New York Advertising Agencies fail to hire eth Agencies fail to hire ethnic minorities…
…is the basis of recent allegations made to the New York City Commission on Human Rights.
The allegations have prompted the Commission to send letters requesting specifics on agency staffing to some of the Manhattan's largest advertising agencies. The Commission are aiming to establish whether Manhattan's advertising industry is failing to comply with New York City's human rights law by engaging insufficient numbers of employees of ethnic minority origin. The enquiries are currently in their early stages. Betsy Herzog, spokeswoman for the Commission, confirmed: "At this time, our effort is fact-finding. This is not an investigation."
If the agencies are found to be violating the law, sanctions could include prosecution for discrimination based on race, religion, colour or national origin and a potential fine of up to $10,000.
The failure of the advertising industry to employ sufficient numbers of ethnic minorities is not a new area for the Commission to be tackling. According to a Commission on Human Rights Analysis published in 1978, three advertising agencies were the subject of the Commission's investigation in the 1970's due to "complaints of discrimination". According to the Analysis, the matter was dealt with by all three agencies signing conciliation agreements. The agreements were based on the implementation of Commission-approved procedures, intended to produce a positive change in their recruitment procedures.

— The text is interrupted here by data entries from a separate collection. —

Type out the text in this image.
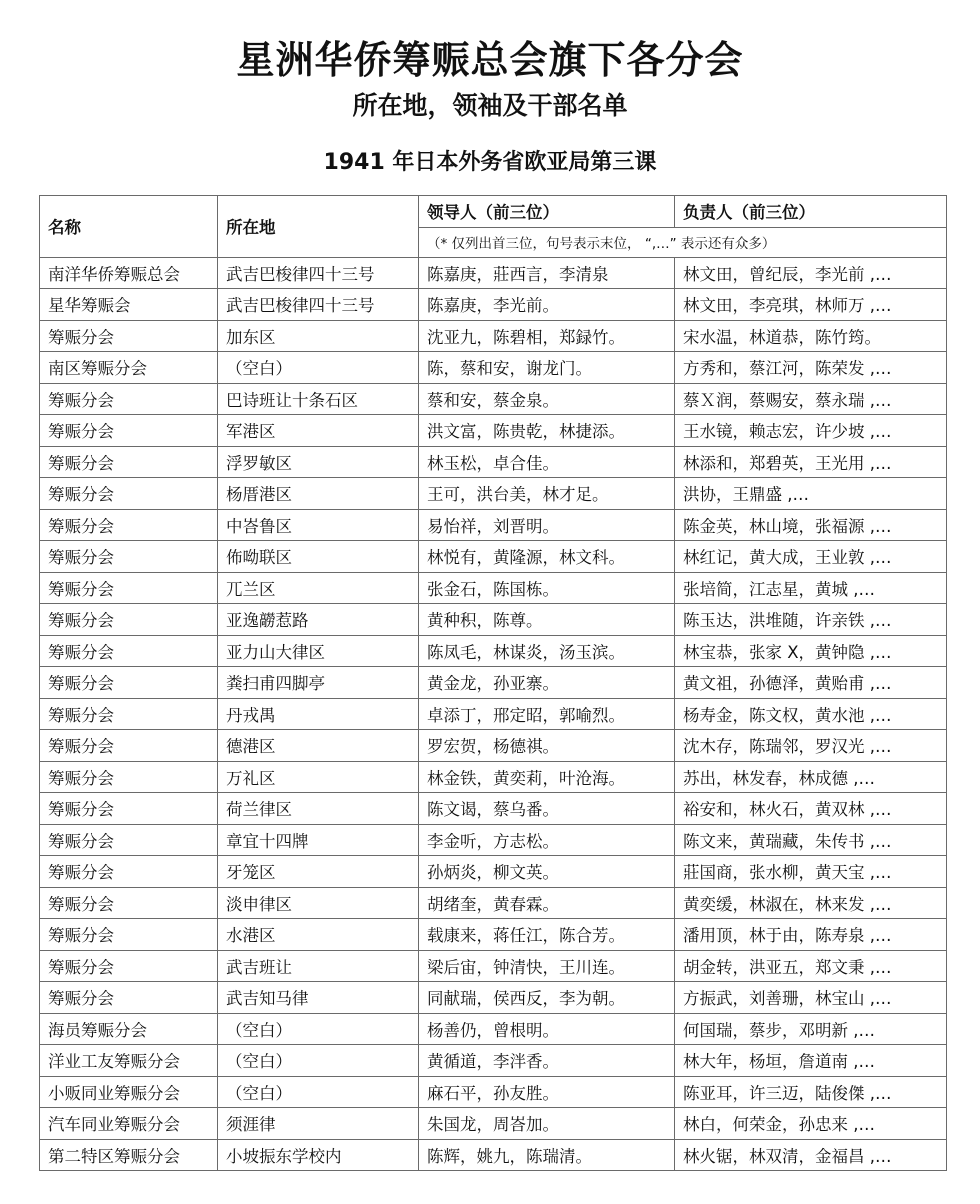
星洲华侨筹赈总会旗下各分会
所在地，领袖及干部名单
1941 年日本外务省欧亚局第三课
名称	所在地	领导人（前三位）	负责人（前三位）
		（* 仅列出首三位，句号表示末位， “,…” 表示还有众多）	
南洋华侨筹赈总会	武吉巴梭律四十三号	陈嘉庚，莊西言，李清泉	林文田，曾纪辰，李光前 ,…
星华筹赈会	武吉巴梭律四十三号	陈嘉庚，李光前。	林文田，李亮琪，林师万 ,…
筹赈分会	加东区	沈亚九，陈碧相，郑録竹。	宋水温，林道恭，陈竹筠。
南区筹赈分会	（空白）	陈，蔡和安，谢龙门。	方秀和，蔡江河，陈荣发 ,…
筹赈分会	巴诗班让十条石区	蔡和安，蔡金泉。	蔡Ｘ润，蔡赐安，蔡永瑞 ,…
筹赈分会	军港区	洪文富，陈贵乾，林捷添。	王水镜，赖志宏，许少坡 ,…
筹赈分会	浮罗敏区	林玉松，卓合佳。	林添和，郑碧英，王光用 ,…
筹赈分会	杨厝港区	王可，洪台美，林才足。	洪协，王鼎盛 ,…
筹赈分会	中峇鲁区	易怡祥，刘晋明。	陈金英，林山境，张福源 ,…
筹赈分会	佈呦联区	林悦有，黄隆源，林文科。	林红记，黄大成，王业敦 ,…
筹赈分会	兀兰区	张金石，陈国栋。	张培简，江志星，黄城 ,…
筹赈分会	亚逸髝惹路	黄种积，陈尊。	陈玉达，洪堆随，许亲铁 ,…
筹赈分会	亚力山大律区	陈凤毛，林谋炎，汤玉滨。	林宝恭，张家 X，黄钟隐 ,…
筹赈分会	粪扫甫四脚亭	黄金龙，孙亚寨。	黄文祖，孙德泽，黄贻甫 ,…
筹赈分会	丹戎禺	卓添丁，邢定昭，郭喻烈。	杨寿金，陈文权，黄水池 ,…
筹赈分会	德港区	罗宏贺，杨德祺。	沈木存，陈瑞邻，罗汉光 ,…
筹赈分会	万礼区	林金铁，黄奕莉，叶沧海。	苏出，林发春，林成德 ,…
筹赈分会	荷兰律区	陈文谒，蔡乌番。	裕安和，林火石，黄双林 ,…
筹赈分会	章宜十四牌	李金听，方志松。	陈文来，黄瑞藏，朱传书 ,…
筹赈分会	牙笼区	孙炳炎，柳文英。	莊国商，张水柳，黄天宝 ,…
筹赈分会	淡申律区	胡绪奎，黄春霖。	黄奕缓，林淑在，林来发 ,…
筹赈分会	水港区	载康来，蒋任江，陈合芳。	潘用顶，林于由，陈寿泉 ,…
筹赈分会	武吉班让	梁后宙，钟清快，王川连。	胡金转，洪亚五，郑文秉 ,…
筹赈分会	武吉知马律	同献瑞，侯西反，李为朝。	方振武，刘善珊，林宝山 ,…
海员筹赈分会	（空白）	杨善仍，曾根明。	何国瑞，蔡步，邓明新 ,…
洋业工友筹赈分会	（空白）	黄循道，李泮香。	林大年，杨垣，詹道南 ,…
小贩同业筹赈分会	（空白）	麻石平，孙友胜。	陈亚耳，许三迈，陆俊傑 ,…
汽车同业筹赈分会	须涯律	朱国龙，周峇加。	林白，何荣金，孙忠来 ,…
第二特区筹赈分会	小坡振东学校内	陈辉，姚九，陈瑞清。	林火锯，林双清，金福昌 ,…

But is this situation unique to the US? Apparently not claim the UK's Institute of Practitioners in Advertising. According to the IPA's report on Ethnic Diversity in September 2003, despite 31% of London's population being of ethic minority origin, only 4% of the marketing communications industry's staff contains ethnic minorities. Of this number, 70% are in support disciplines such as IT and Finance. Whilst these figures may be acceptable on the basis that only 6% of the population as a whole is classed as being from an ethnic minority, it is London where the advertising industry is predominantly based.
The report has prompted a widespread response from the advertising industry. Anjna Raheja, Managing Director, Media Moguls, author of the economic analysis section of the guide and member of the ethnic diversity group says: “As leaders in the marketing communications industry we must ensure that we remain in tune with the changing face of the UK’s consumers, we need to understand that the UK is now truly a multicultural country. In the same way there is a pink pound and a grey pound there is, without a doubt, a brown pound.”
Bearing in mind the fact that under UK law it is illegal for an employer to discriminate against a person on the grounds of his race, religion or belief during the recruitment process, employers in the advertising industry may well learn from the lessons that the New York City Commission will no doubt provide.